In terms of a basic probabilistic model, P(meow | rug) would be far lower than P(meow | cat), and that alone would be enough to influence the parser to make the correct decision. Now, if the sentence were "The cat sat on the rug. It was furry", that would be more ambiguous, just like it is for an actual human to decode. But models trained on real-world data do learn about the world.

That's exactly why it's using a neural net and yes, a lot of text will fix this problem. The only reason why we know cats meow and rugs don't is by learning about cats and rugs. Throw enough training data at it and the parser will figure out what is meowing.

An interesting example of this you can easily try for yourself is playing with Google's voice to text features--if you say silly things like "the rug meowed" you will have terrible results because no matter how clearly it can hear you its training data tells it that makes no sense.

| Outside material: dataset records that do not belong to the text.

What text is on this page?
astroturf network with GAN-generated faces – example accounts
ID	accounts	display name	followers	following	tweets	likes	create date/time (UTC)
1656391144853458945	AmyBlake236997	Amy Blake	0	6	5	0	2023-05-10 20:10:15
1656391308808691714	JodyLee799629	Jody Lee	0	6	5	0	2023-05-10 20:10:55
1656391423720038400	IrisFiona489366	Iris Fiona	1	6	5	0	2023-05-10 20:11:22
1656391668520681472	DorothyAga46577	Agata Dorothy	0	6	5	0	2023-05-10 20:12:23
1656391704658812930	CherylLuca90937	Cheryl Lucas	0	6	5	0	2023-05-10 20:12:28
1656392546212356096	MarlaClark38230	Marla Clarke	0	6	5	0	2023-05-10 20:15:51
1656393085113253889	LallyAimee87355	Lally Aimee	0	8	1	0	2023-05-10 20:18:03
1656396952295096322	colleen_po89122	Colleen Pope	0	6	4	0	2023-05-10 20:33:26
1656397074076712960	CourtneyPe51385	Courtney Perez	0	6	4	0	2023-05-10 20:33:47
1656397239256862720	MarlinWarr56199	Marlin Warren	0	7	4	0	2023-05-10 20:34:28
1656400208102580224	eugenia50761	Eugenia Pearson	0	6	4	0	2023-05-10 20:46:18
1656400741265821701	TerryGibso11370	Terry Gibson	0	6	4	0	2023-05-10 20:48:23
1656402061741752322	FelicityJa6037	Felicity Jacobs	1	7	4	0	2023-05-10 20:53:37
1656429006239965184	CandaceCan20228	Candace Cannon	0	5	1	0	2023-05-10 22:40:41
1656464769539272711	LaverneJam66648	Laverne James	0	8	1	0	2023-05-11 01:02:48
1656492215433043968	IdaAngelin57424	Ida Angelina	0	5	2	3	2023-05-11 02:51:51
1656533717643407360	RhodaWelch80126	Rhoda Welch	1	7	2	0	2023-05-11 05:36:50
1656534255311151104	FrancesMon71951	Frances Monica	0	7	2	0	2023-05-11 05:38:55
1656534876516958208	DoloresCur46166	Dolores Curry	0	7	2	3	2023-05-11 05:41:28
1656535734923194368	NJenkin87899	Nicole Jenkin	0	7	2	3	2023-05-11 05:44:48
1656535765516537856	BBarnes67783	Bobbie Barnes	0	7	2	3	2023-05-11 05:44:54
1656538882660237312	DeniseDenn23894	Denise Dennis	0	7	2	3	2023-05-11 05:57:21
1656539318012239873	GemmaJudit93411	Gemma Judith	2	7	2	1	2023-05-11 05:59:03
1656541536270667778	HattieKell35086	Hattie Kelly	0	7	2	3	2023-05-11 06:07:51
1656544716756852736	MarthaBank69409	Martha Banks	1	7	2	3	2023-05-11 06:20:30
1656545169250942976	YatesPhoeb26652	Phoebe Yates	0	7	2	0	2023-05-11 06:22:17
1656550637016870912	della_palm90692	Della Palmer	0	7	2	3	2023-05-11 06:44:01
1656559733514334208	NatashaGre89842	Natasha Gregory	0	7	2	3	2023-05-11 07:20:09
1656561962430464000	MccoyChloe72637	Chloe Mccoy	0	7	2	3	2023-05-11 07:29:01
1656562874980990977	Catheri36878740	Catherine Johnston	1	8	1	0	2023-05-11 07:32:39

This is actually a rather serious limitation of statistical approaches to language: they work best with utterances that have already been said, or with concepts that are already strongly associated in common speech. Such utterances may make up the bulk of what we say and write, but the remainder isn't gobbledygook. It contains most of the intimacy, poetry, and humor of interpersonal communication, all of which trade on surprise and novelty.
That's basically Chomsky's argument with the "colorless green ideas" sentence. If you put words together to form a sentence never seen before, supposedly a statistical model cannot help you. The thing is, a paper later showed that a simple Markov model is actually perfectly able to discriminate this grammatical sentence from an ungrammatical one. Novel and surprising sentences are never completely alien. They use familiar structures of the language, and combinations of words and other building blocks that we have seen before, and this is exploited when we analyze such sentences. Surprise and novelty are actually strongly related to statistics (cf. information theory).
Isn't that how we learn? We interpret odd words as gobbledygook until we look them up or find out how they're used.
That is not necessarily true. The problem of ambiguity is fundamental to natural language processing, and a lot of research goes in to addressing it. If we also see a sentence where unambiguously the word "cat" is the subject of the verb "meow", then this could give our parser clues about ambiguous attachment or, in this case, anaphora resolution (to what does "it" refer). In any intro NLP class, you will learn about lexicalized parsing, which takes the head word of the phrase into account when making parsing decisions. I haven't read the paper on this parser yet, but I don't think it is hard to see that your sentence could be accurately parsed given enough data. Look up "word embeddings" for instance, which are fundamental to deep learning for NLP and could probably be trained to assist in disambiguating anaphora or attachment.
> You can't determine that by semantics

Actually, "animacy" is a fundamental feature in semantics. It's part of your mental lexicon that a cat is animate and a rug isn't, and you would simply infer from that which is the referent for "it". As semantic challenges go, this is a very trivial one. In general the border between linguistic and world knowledge can become blurred. There may be limits to what can be learned purely from text, but seeing that this model achieved 94%, a lot can be learned purely from (annotated) text.